Menurutnya, jumlah pendaftar haji Indonesia yang terus meningkat menyebabkan dana setoran jemaah mengendap dalam waktu lama. Karena itu, diperlukan lembaga khusus yang mengelola dana tersebut secara profesional agar menghasilkan nilai manfaat bagi jemaah.
“Terlepas apa pun nanti namanya, keberadaan entitas seperti BPKH itu sangat diperlukan. Karena ada penerimaan setoran pendaftaran haji yang jumlahnya besar dan terus menumpuk, maka dana itu harus dikelola,” ujar Marwan.
Keadilan Nilai Manfaat
Marwan menilai kinerja pengelolaan nilai manfaat dana haji saat ini masih perlu ditingkatkan. Ia menekankan pentingnya aspek keadilan dalam distribusi manfaat, tidak hanya bagi jemaah yang berangkat tetapi juga mereka yang masih menunggu dalam daftar antrean.
“Target idealnya bukan hanya memberi subsidi kepada jemaah yang akan berangkat, tetapi juga memastikan jemaah yang masih menunggu mendapatkan hak nilai manfaat yang sepadan,” katanya.
Majelis Ulama Indonesia (MUI) juga disebut telah memberikan pandangan bahwa pembagian nilai manfaat yang mengabaikan hak jemaah dalam daftar tunggu tidak dibenarkan.
Dorongan Revisi UU BPKH
DPR RI saat ini mendorong revisi Undang-Undang BPKH agar lembaga tersebut memiliki ruang gerak lebih luas dalam mengoptimalkan pengelolaan dana haji. “Tujuannya supaya BPKH lebih maksimal dalam melipatgandakan nilai manfaat untuk para jemaah,” jelas Marwan.

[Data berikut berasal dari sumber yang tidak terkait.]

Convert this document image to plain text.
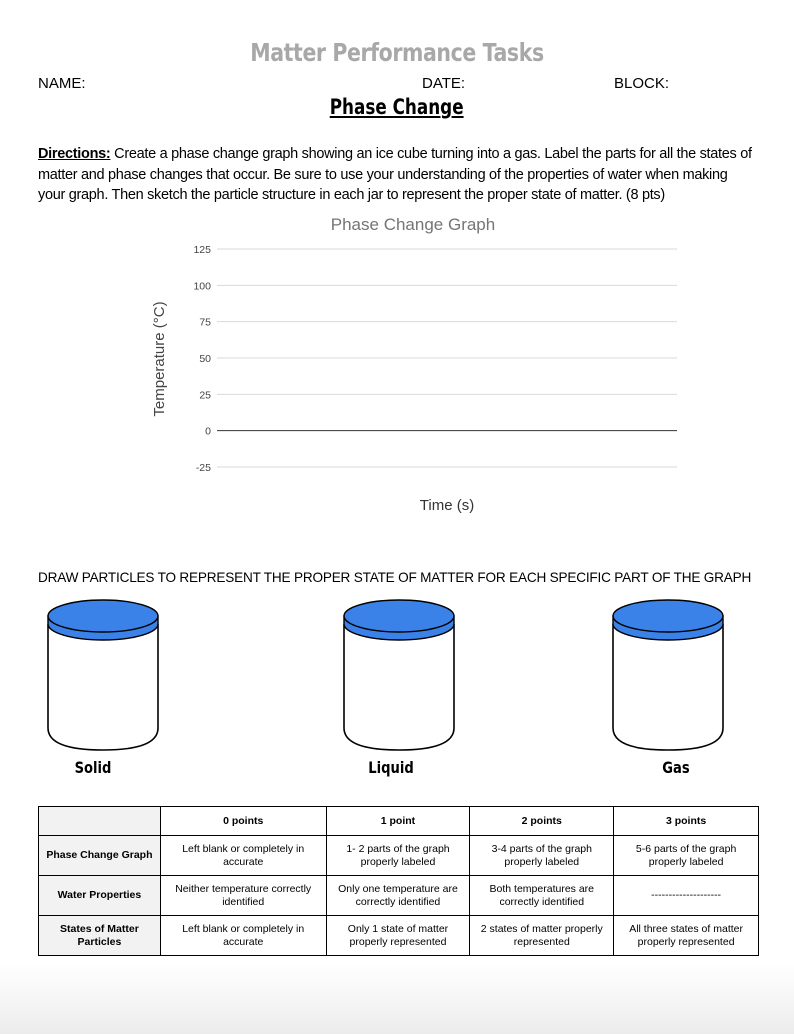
Matter Performance Tasks
NAME:	DATE:	BLOCK:
Phase Change
Directions: Create a phase change graph showing an ice cube turning into a gas. Label the parts for all the states of matter and phase changes that occur. Be sure to use your understanding of the properties of water when making your graph. Then sketch the particle structure in each jar to represent the proper state of matter. (8 pts)
Phase Change Graph
125
100
75
50
25
0
-25
Temperature (°C)
Time (s)
DRAW PARTICLES TO REPRESENT THE PROPER STATE OF MATTER FOR EACH SPECIFIC PART OF THE GRAPH
Solid	Liquid	Gas
	0 points	1 point	2 points	3 points
Phase Change Graph	Left blank or completely in accurate	1- 2 parts of the graph properly labeled	3-4 parts of the graph properly labeled	5-6 parts of the graph properly labeled
Water Properties	Neither temperature correctly identified	Only one temperature are correctly identified	Both temperatures are correctly identified	--------------------
States of Matter Particles	Left blank or completely in accurate	Only 1 state of matter properly represented	2 states of matter properly represented	All three states of matter properly represented
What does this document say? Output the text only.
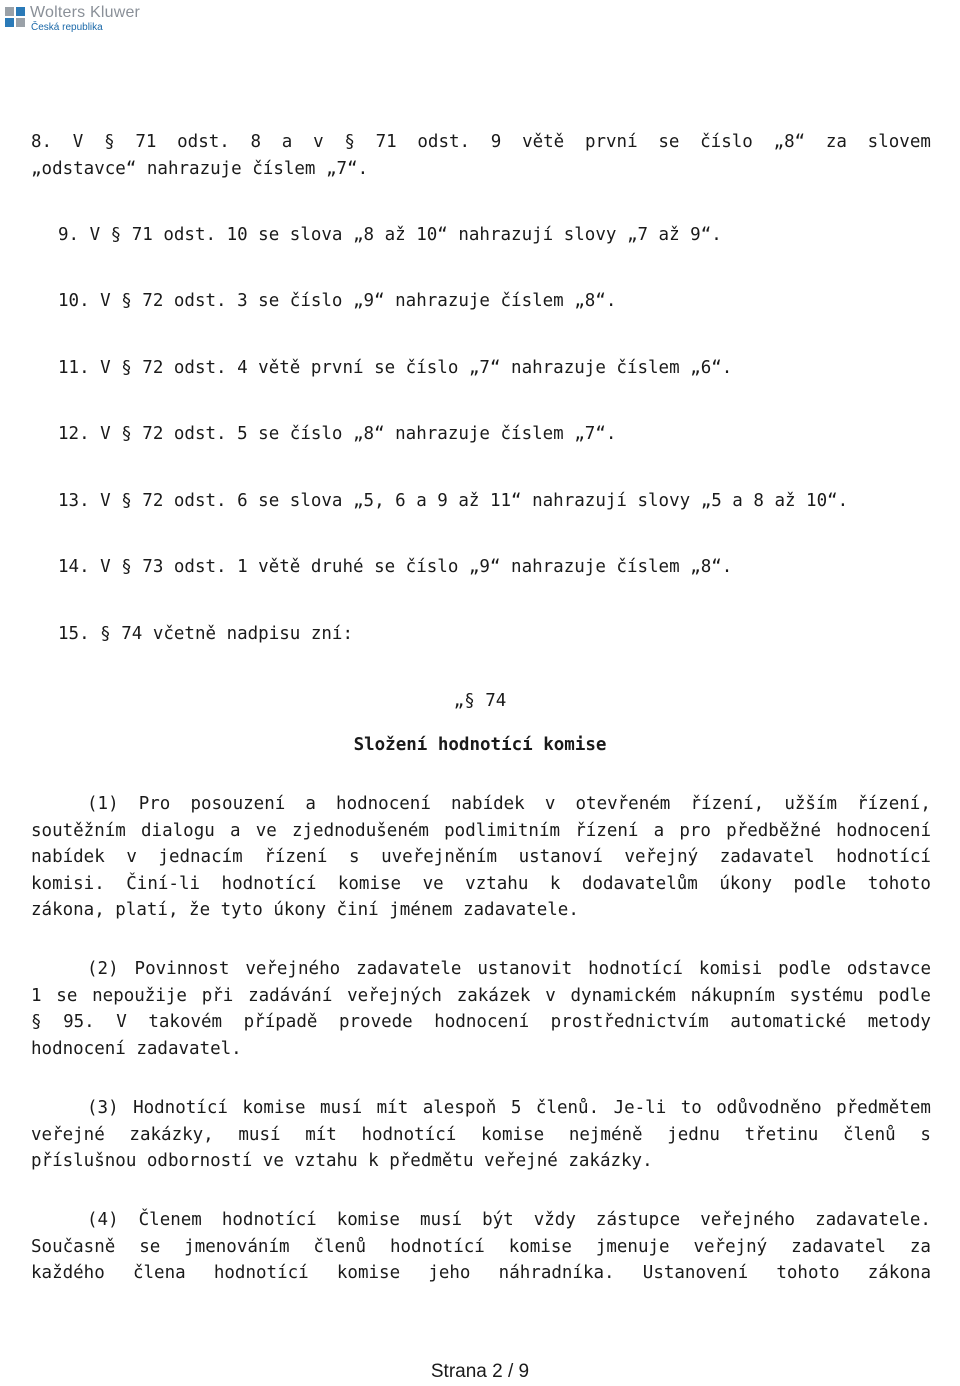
Wolters Kluwer
Česká republika
8. V § 71 odst. 8 a v § 71 odst. 9 větě první se číslo „8“ za slovem
„odstavce“ nahrazuje číslem „7“.
9. V § 71 odst. 10 se slova „8 až 10“ nahrazují slovy „7 až 9“.
10. V § 72 odst. 3 se číslo „9“ nahrazuje číslem „8“.
11. V § 72 odst. 4 větě první se číslo „7“ nahrazuje číslem „6“.
12. V § 72 odst. 5 se číslo „8“ nahrazuje číslem „7“.
13. V § 72 odst. 6 se slova „5, 6 a 9 až 11“ nahrazují slovy „5 a 8 až 10“.
14. V § 73 odst. 1 větě druhé se číslo „9“ nahrazuje číslem „8“.
15. § 74 včetně nadpisu zní:
„§ 74
Složení hodnotící komise
(1) Pro posouzení a hodnocení nabídek v otevřeném řízení, užším řízení,
soutěžním dialogu a ve zjednodušeném podlimitním řízení a pro předběžné hodnocení
nabídek v jednacím řízení s uveřejněním ustanoví veřejný zadavatel hodnotící
komisi. Činí-li hodnotící komise ve vztahu k dodavatelům úkony podle tohoto
zákona, platí, že tyto úkony činí jménem zadavatele.
(2) Povinnost veřejného zadavatele ustanovit hodnotící komisi podle odstavce
1 se nepoužije při zadávání veřejných zakázek v dynamickém nákupním systému podle
§ 95. V takovém případě provede hodnocení prostřednictvím automatické metody
hodnocení zadavatel.
(3) Hodnotící komise musí mít alespoň 5 členů. Je-li to odůvodněno předmětem
veřejné zakázky, musí mít hodnotící komise nejméně jednu třetinu členů s
příslušnou odborností ve vztahu k předmětu veřejné zakázky.
(4) Členem hodnotící komise musí být vždy zástupce veřejného zadavatele.
Současně se jmenováním členů hodnotící komise jmenuje veřejný zadavatel za
každého člena hodnotící komise jeho náhradníka. Ustanovení tohoto zákona
Strana 2 / 9
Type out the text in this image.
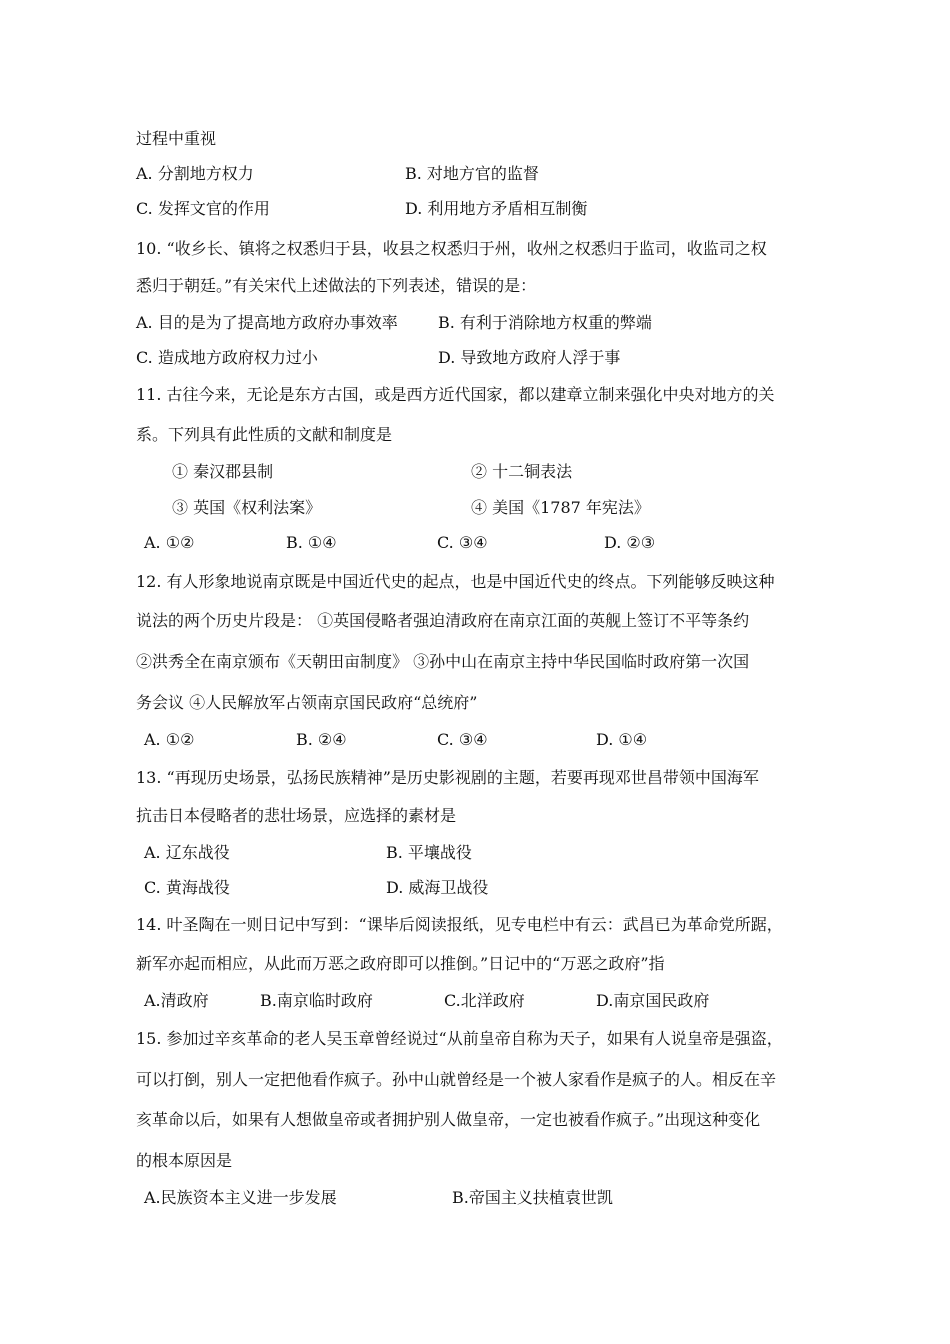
过程中重视
A. 分割地方权力	B. 对地方官的监督
C. 发挥文官的作用	D. 利用地方矛盾相互制衡
10. “收乡长、镇将之权悉归于县，收县之权悉归于州，收州之权悉归于监司，收监司之权
悉归于朝廷。”有关宋代上述做法的下列表述，错误的是：
A. 目的是为了提高地方政府办事效率	B. 有利于消除地方权重的弊端
C. 造成地方政府权力过小	D. 导致地方政府人浮于事
11. 古往今来，无论是东方古国，或是西方近代国家，都以建章立制来强化中央对地方的关
系。下列具有此性质的文献和制度是
① 秦汉郡县制	② 十二铜表法
③ 英国《权利法案》	④ 美国《1787 年宪法》
A. ①②	B. ①④	C. ③④	D. ②③
12. 有人形象地说南京既是中国近代史的起点，也是中国近代史的终点。下列能够反映这种
说法的两个历史片段是： ①英国侵略者强迫清政府在南京江面的英舰上签订不平等条约
②洪秀全在南京颁布《天朝田亩制度》 ③孙中山在南京主持中华民国临时政府第一次国
务会议 ④人民解放军占领南京国民政府“总统府”
A. ①②	B. ②④	C. ③④	D. ①④
13. “再现历史场景，弘扬民族精神”是历史影视剧的主题，若要再现邓世昌带领中国海军
抗击日本侵略者的悲壮场景，应选择的素材是
A. 辽东战役	B. 平壤战役
C. 黄海战役	D. 威海卫战役
14. 叶圣陶在一则日记中写到：“课毕后阅读报纸，见专电栏中有云：武昌已为革命党所踞，
新军亦起而相应，从此而万恶之政府即可以推倒。”日记中的“万恶之政府”指
A.清政府	B.南京临时政府	C.北洋政府	D.南京国民政府
15. 参加过辛亥革命的老人吴玉章曾经说过“从前皇帝自称为天子，如果有人说皇帝是强盗，
可以打倒，别人一定把他看作疯子。孙中山就曾经是一个被人家看作是疯子的人。相反在辛
亥革命以后，如果有人想做皇帝或者拥护别人做皇帝，一定也被看作疯子。”出现这种变化
的根本原因是
A.民族资本主义进一步发展	B.帝国主义扶植袁世凯
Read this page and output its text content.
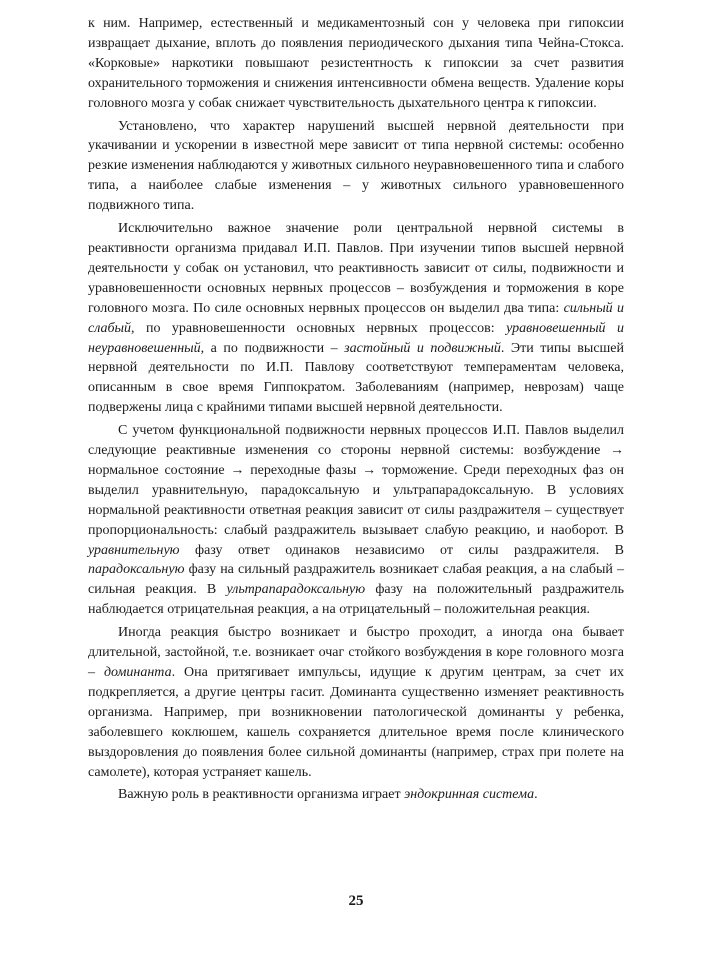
к ним. Например, естественный и медикаментозный сон у человека при гипоксии извращает дыхание, вплоть до появления периодического дыхания типа Чейна-Стокса. «Корковые» наркотики повышают резистентность к гипоксии за счет развития охранительного торможения и снижения интенсивности обмена веществ. Удаление коры головного мозга у собак снижает чувствительность дыхательного центра к гипоксии.

Установлено, что характер нарушений высшей нервной деятельности при укачивании и ускорении в известной мере зависит от типа нервной системы: особенно резкие изменения наблюдаются у животных сильного неуравновешенного типа и слабого типа, а наиболее слабые изменения – у животных сильного уравновешенного подвижного типа.

Исключительно важное значение роли центральной нервной системы в реактивности организма придавал И.П. Павлов. При изучении типов высшей нервной деятельности у собак он установил, что реактивность зависит от силы, подвижности и уравновешенности основных нервных процессов – возбуждения и торможения в коре головного мозга. По силе основных нервных процессов он выделил два типа: сильный и слабый, по уравновешенности основных нервных процессов: уравновешенный и неуравновешенный, а по подвижности – застойный и подвижный. Эти типы высшей нервной деятельности по И.П. Павлову соответствуют темпераментам человека, описанным в свое время Гиппократом. Заболеваниям (например, неврозам) чаще подвержены лица с крайними типами высшей нервной деятельности.

С учетом функциональной подвижности нервных процессов И.П. Павлов выделил следующие реактивные изменения со стороны нервной системы: возбуждение → нормальное состояние → переходные фазы → торможение. Среди переходных фаз он выделил уравнительную, парадоксальную и ультрапарадоксальную. В условиях нормальной реактивности ответная реакция зависит от силы раздражителя – существует пропорциональность: слабый раздражитель вызывает слабую реакцию, и наоборот. В уравнительную фазу ответ одинаков независимо от силы раздражителя. В парадоксальную фазу на сильный раздражитель возникает слабая реакция, а на слабый – сильная реакция. В ультрапарадоксальную фазу на положительный раздражитель наблюдается отрицательная реакция, а на отрицательный – положительная реакция.

Иногда реакция быстро возникает и быстро проходит, а иногда она бывает длительной, застойной, т.е. возникает очаг стойкого возбуждения в коре головного мозга – доминанта. Она притягивает импульсы, идущие к другим центрам, за счет их подкрепляется, а другие центры гасит. Доминанта существенно изменяет реактивность организма. Например, при возникновении патологической доминанты у ребенка, заболевшего коклюшем, кашель сохраняется длительное время после клинического выздоровления до появления более сильной доминанты (например, страх при полете на самолете), которая устраняет кашель.

Важную роль в реактивности организма играет эндокринная система.

25
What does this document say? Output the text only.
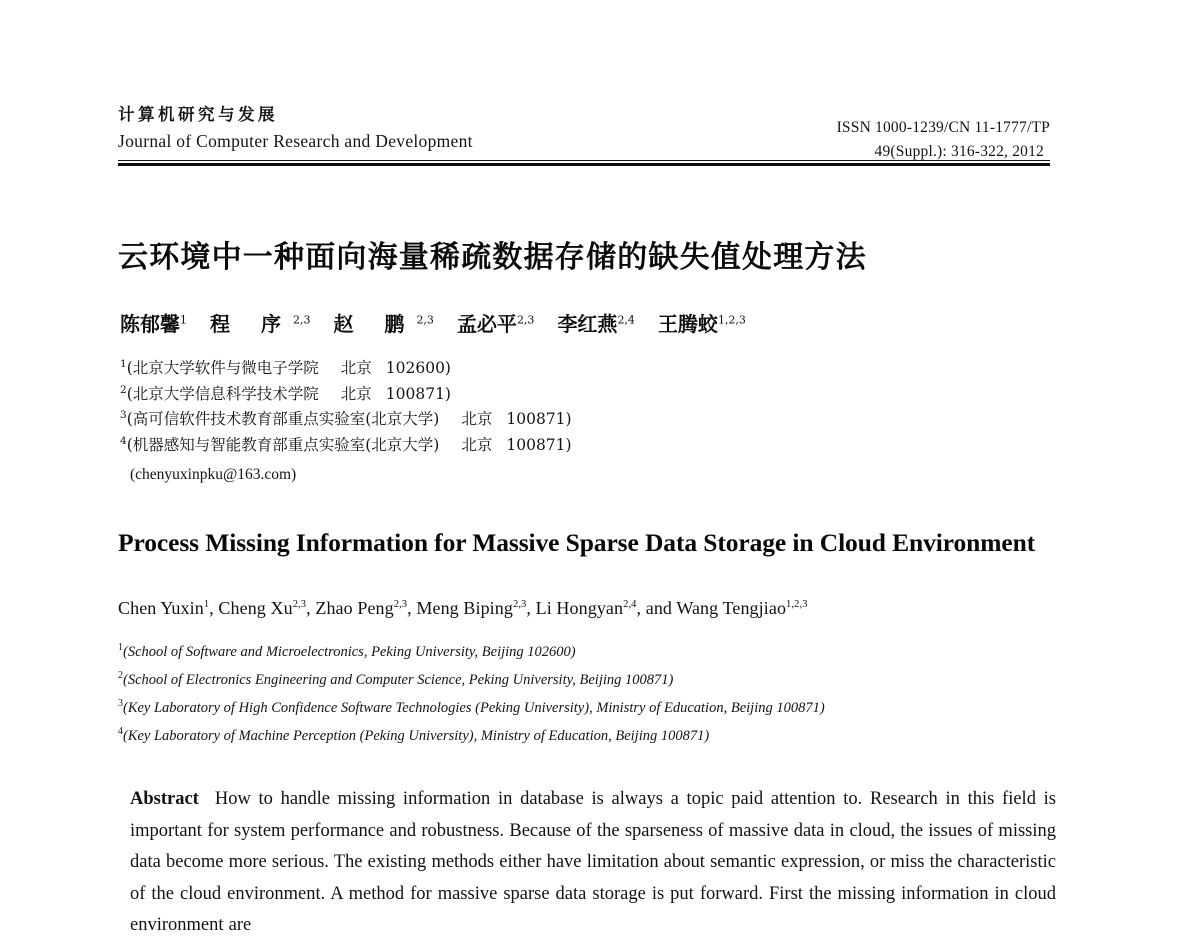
计算机研究与发展
Journal of Computer Research and Development
ISSN 1000-1239/CN 11-1777/TP
49(Suppl.): 316-322, 2012
云环境中一种面向海量稀疏数据存储的缺失值处理方法
陈郁馨$^1$ 程 序$^{2,3}$ 赵 鹏$^{2,3}$ 孟必平$^{2,3}$ 李红燕$^{2,4}$ 王腾蛟$^{1,2,3}$
$^1$(北京大学软件与微电子学院 北京 102600)
$^2$(北京大学信息科学技术学院 北京 100871)
$^3$(高可信软件技术教育部重点实验室(北京大学) 北京 100871)
$^4$(机器感知与智能教育部重点实验室(北京大学) 北京 100871)
(chenyuxinpku@163.com)
Process Missing Information for Massive Sparse Data Storage in Cloud Environment
Chen Yuxin$^1$, Cheng Xu$^{2,3}$, Zhao Peng$^{2,3}$, Meng Biping$^{2,3}$, Li Hongyan$^{2,4}$, and Wang Tengjiao$^{1,2,3}$
$^1$(School of Software and Microelectronics, Peking University, Beijing 102600)
$^2$(School of Electronics Engineering and Computer Science, Peking University, Beijing 100871)
$^3$(Key Laboratory of High Confidence Software Technologies (Peking University), Ministry of Education, Beijing 100871)
$^4$(Key Laboratory of Machine Perception (Peking University), Ministry of Education, Beijing 100871)
Abstract How to handle missing information in database is always a topic paid attention to. Research in this field is important for system performance and robustness. Because of the sparseness of massive data in cloud, the issues of missing data become more serious. The existing methods either have limitation about semantic expression, or miss the characteristic of the cloud environment. A method for massive sparse data storage is put forward. First the missing information in cloud environment are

Ia juga menegaskan pentingnya pemisahan tata kelola keuangan haji dari kementerian pelaksana ibadah. Sebelum BPKH dibentuk, seluruh proses pengelolaan dana haji berada di bawah Kementerian Agama, yang dinilai berpotensi menimbulkan ketidakteraturan.
“Yang paling penting bukan soal nama lembaganya, tetapi adanya pemisahan tata kelola keuangan secara profesional agar pengelolaan dana haji lebih akuntabel dan optimal,” pungkasnya.